Definition of the tipping point I have seen this mentioned in papers (e.g. here). I have a vague idea that a tipping point of a dynamical system is the state where small fluctuations can cause major changes in behavior.
Is there a rigorous (or at least clearer) definition of what a tipping point means in math?
 A: There is no consensus on defining tipping points, but in many contexts that concern dynamical systems, it is usually some kind of bifurcation.
A bifurcation is a sudden change of the dynamics of a dynamical system when a parameter is infinitesimally changed.

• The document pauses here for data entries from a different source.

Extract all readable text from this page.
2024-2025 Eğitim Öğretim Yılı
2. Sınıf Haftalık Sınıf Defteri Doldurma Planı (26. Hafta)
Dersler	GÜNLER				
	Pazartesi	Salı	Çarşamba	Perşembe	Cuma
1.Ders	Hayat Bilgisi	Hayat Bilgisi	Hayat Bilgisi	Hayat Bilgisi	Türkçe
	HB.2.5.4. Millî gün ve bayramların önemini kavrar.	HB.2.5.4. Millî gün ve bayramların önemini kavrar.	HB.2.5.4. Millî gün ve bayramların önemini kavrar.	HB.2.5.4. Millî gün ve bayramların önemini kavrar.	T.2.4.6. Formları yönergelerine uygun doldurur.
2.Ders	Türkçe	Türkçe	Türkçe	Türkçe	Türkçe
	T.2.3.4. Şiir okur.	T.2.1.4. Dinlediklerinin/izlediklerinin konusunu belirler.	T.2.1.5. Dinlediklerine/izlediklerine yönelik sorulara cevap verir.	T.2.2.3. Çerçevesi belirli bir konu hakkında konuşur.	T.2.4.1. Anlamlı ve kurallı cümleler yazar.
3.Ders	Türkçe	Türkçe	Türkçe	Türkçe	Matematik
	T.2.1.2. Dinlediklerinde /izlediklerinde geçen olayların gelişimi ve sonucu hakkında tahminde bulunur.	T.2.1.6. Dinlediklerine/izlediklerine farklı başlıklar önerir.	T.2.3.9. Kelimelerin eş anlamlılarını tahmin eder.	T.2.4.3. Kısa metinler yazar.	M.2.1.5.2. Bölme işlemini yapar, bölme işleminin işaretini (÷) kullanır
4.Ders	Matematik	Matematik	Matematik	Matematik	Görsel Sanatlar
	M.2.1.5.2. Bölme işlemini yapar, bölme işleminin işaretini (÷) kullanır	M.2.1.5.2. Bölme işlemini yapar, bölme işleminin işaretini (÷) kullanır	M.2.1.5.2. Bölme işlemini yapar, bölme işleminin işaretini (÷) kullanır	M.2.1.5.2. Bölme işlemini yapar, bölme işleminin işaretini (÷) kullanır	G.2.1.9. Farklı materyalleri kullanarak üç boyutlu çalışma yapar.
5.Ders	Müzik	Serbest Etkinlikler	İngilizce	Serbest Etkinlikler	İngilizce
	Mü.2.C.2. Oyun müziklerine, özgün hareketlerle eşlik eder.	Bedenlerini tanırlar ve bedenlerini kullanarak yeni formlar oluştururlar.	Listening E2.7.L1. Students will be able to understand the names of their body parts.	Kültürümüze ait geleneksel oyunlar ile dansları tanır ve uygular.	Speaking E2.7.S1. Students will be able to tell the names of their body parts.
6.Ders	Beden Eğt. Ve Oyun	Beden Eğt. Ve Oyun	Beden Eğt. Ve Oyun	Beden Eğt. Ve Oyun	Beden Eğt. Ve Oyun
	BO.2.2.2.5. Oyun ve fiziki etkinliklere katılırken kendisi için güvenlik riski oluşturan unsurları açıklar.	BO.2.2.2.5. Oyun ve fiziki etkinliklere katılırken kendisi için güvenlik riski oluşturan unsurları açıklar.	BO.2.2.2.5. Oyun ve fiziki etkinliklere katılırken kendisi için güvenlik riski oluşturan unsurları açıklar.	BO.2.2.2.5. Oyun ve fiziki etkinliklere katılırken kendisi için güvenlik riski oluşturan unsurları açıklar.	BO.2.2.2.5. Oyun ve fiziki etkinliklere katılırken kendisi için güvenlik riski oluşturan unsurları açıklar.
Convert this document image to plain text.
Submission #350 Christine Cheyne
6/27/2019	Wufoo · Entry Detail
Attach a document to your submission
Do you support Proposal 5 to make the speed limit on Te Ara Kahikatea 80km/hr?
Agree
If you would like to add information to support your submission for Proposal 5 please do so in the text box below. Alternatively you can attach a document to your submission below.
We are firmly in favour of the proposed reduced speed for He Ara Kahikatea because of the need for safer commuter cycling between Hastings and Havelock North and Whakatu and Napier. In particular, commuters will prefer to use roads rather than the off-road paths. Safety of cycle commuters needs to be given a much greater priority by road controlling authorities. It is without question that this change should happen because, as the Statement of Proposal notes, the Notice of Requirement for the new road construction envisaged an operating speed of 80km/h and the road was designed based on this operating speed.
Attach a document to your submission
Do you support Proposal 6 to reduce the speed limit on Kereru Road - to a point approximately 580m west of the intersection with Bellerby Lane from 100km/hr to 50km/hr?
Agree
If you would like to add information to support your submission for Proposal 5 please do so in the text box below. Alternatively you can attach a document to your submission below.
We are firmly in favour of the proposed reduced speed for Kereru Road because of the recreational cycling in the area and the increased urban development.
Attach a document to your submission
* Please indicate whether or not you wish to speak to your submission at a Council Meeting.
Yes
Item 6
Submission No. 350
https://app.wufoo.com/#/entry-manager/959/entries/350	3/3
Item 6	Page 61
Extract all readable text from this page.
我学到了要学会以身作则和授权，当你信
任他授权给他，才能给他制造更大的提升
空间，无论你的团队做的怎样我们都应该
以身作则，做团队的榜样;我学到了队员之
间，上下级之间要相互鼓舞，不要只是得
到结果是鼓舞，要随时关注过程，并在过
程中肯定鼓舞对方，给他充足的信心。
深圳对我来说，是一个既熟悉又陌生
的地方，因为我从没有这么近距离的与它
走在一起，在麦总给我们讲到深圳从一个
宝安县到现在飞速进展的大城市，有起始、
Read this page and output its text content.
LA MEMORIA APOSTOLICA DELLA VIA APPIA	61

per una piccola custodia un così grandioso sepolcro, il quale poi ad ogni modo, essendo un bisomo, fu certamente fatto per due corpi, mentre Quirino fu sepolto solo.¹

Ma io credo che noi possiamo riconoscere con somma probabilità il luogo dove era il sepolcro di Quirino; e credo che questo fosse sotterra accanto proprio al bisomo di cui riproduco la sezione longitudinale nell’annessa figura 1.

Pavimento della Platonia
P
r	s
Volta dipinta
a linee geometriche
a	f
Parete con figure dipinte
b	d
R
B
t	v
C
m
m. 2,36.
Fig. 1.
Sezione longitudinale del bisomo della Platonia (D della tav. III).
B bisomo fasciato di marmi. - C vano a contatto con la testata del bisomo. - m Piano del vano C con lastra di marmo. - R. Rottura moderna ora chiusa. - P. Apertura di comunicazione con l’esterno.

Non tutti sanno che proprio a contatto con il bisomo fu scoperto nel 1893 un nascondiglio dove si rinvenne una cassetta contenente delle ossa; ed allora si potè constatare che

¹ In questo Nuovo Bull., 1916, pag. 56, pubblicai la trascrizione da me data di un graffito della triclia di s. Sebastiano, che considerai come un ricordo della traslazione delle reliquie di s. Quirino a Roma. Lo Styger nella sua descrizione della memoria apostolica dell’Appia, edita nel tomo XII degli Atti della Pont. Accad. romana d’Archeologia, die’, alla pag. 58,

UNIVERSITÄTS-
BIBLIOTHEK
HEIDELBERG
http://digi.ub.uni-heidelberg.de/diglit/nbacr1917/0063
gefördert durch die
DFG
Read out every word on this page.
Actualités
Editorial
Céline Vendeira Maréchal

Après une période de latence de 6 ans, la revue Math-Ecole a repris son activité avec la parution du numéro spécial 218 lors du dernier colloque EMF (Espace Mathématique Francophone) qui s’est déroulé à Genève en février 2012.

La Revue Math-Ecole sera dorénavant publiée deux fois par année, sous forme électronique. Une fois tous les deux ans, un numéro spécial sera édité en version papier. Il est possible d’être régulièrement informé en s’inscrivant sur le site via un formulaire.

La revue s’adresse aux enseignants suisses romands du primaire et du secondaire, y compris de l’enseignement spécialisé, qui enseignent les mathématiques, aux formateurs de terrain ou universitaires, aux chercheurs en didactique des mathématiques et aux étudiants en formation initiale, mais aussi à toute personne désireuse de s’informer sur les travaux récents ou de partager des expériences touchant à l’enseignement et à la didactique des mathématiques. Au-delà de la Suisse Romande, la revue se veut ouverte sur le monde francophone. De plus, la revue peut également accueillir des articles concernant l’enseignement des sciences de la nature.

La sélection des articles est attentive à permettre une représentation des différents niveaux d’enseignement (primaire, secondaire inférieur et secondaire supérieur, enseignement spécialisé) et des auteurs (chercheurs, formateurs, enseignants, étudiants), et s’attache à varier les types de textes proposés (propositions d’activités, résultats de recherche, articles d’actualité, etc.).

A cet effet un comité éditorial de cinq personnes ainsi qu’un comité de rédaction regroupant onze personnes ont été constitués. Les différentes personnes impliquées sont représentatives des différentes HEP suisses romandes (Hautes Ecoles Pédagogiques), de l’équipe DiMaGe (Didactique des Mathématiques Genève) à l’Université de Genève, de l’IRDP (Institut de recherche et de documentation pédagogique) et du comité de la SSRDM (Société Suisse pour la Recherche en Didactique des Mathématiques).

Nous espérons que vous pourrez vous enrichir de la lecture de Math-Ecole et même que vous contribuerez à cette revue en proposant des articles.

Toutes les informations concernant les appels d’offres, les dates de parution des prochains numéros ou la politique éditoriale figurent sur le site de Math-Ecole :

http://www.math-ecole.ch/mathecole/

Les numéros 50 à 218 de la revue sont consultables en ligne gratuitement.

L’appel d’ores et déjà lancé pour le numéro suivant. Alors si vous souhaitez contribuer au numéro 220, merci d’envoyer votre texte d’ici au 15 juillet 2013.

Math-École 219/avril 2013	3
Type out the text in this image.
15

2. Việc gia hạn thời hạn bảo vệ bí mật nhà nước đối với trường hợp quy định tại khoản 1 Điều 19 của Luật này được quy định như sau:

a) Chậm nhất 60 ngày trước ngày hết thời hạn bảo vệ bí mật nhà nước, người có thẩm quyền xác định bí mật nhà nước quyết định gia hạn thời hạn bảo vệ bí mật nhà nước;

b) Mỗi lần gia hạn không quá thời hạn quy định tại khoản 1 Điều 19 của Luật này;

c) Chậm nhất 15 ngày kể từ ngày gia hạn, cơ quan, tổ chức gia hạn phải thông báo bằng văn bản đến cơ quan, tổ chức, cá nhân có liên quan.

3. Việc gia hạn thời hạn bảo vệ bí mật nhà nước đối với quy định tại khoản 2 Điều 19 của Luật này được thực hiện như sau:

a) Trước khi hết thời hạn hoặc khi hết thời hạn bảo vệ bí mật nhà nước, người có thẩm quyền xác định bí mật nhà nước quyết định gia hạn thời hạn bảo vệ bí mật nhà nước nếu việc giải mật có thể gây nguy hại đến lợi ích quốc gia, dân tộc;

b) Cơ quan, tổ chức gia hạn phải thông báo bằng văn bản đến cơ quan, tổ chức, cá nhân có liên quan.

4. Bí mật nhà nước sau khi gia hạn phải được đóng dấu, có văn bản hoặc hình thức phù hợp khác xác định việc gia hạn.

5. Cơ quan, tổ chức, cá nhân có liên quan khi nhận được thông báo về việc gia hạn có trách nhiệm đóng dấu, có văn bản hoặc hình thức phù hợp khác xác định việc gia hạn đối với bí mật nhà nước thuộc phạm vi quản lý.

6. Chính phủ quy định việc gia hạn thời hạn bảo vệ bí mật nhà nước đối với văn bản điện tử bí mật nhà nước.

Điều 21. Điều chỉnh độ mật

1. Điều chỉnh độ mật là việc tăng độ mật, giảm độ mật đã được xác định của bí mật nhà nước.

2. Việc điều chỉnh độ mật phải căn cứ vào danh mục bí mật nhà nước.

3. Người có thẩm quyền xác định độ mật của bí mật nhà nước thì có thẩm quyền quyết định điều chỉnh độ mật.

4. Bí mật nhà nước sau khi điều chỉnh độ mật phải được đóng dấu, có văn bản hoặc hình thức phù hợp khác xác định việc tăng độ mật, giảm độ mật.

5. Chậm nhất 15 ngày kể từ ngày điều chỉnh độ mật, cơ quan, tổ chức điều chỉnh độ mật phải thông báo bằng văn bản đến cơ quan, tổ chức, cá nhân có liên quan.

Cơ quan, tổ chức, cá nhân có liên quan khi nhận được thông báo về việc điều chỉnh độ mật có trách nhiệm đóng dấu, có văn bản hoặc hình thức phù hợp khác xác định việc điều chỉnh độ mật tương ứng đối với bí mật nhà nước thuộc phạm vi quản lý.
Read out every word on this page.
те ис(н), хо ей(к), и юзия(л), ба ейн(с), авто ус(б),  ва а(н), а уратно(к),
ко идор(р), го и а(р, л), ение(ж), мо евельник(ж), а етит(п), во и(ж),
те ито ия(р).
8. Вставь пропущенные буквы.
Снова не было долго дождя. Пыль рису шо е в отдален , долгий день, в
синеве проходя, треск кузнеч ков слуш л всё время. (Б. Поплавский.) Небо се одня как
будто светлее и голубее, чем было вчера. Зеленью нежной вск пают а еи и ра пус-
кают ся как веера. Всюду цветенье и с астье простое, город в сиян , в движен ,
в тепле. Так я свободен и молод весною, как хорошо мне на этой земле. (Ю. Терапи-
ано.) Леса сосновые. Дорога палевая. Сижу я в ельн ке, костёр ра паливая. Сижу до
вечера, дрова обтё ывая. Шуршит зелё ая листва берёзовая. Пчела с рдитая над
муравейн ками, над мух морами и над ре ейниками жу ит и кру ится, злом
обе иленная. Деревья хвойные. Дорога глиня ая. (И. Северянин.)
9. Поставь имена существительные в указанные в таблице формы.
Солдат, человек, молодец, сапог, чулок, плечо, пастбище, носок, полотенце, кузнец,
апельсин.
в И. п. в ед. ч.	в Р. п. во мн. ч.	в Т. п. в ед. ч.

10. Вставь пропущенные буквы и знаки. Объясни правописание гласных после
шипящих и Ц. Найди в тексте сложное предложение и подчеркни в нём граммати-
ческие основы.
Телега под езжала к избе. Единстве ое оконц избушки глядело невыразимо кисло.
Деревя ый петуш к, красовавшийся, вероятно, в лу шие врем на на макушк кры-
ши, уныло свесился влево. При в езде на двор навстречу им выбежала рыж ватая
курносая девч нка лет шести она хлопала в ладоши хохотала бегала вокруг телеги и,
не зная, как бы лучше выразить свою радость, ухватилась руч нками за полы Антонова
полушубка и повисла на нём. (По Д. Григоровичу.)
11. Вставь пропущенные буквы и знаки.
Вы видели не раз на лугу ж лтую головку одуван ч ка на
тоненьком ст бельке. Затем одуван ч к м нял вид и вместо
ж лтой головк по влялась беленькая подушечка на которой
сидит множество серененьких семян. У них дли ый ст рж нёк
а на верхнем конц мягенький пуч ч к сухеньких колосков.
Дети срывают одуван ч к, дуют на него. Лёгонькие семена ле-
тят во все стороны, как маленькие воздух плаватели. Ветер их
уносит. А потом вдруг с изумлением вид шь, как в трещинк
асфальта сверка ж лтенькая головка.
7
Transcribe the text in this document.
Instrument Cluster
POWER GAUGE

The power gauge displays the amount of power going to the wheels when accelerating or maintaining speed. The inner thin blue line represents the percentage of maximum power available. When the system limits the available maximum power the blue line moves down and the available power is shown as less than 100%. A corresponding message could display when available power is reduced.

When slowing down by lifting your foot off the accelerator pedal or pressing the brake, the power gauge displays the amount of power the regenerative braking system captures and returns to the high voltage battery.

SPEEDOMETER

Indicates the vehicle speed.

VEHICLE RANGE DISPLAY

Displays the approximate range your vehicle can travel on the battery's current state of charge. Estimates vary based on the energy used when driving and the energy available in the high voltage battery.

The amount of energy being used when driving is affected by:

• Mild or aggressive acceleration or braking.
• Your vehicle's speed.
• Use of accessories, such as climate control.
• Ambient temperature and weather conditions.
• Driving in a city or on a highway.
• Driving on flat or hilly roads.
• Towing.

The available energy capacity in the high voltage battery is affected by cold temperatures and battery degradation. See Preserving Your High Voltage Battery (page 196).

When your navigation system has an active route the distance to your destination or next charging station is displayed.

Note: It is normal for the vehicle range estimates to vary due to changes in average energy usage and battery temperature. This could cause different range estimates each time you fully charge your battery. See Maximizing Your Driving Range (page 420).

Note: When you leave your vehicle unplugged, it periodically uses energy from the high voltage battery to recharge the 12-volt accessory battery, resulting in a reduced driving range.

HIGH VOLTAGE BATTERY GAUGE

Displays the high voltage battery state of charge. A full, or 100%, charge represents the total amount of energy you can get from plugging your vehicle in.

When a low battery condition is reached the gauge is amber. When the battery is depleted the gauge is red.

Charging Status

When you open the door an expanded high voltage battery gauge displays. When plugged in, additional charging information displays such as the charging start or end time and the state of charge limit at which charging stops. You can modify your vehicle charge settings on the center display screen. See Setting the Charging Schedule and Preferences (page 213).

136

There are some kinds of bifurcations that I would not expect to be referred to as tipping points, namely those which do not lead to a first-order discontinuity in phase space.
By first-order discontinuity, I mean that reasonable observables of the dynamics are discontinuous with respect to a parameter (a jump in the bifurcation diagram), as opposed to their derivative being discontinuous (a kink in the bifurcation diagram).
This equivalent to the union of attractors undergoing a discontinuous change.
For example, period doublings are only second-order discontinuous and thus usually not considered tipping points.
Often tipping points are considered to happen in a noise-free version of the actual dynamics or a comparable simplification.
A typical example for this is when the tipping point makes the system bistable, and the other attractor becomes relevant as it can be reached through noise.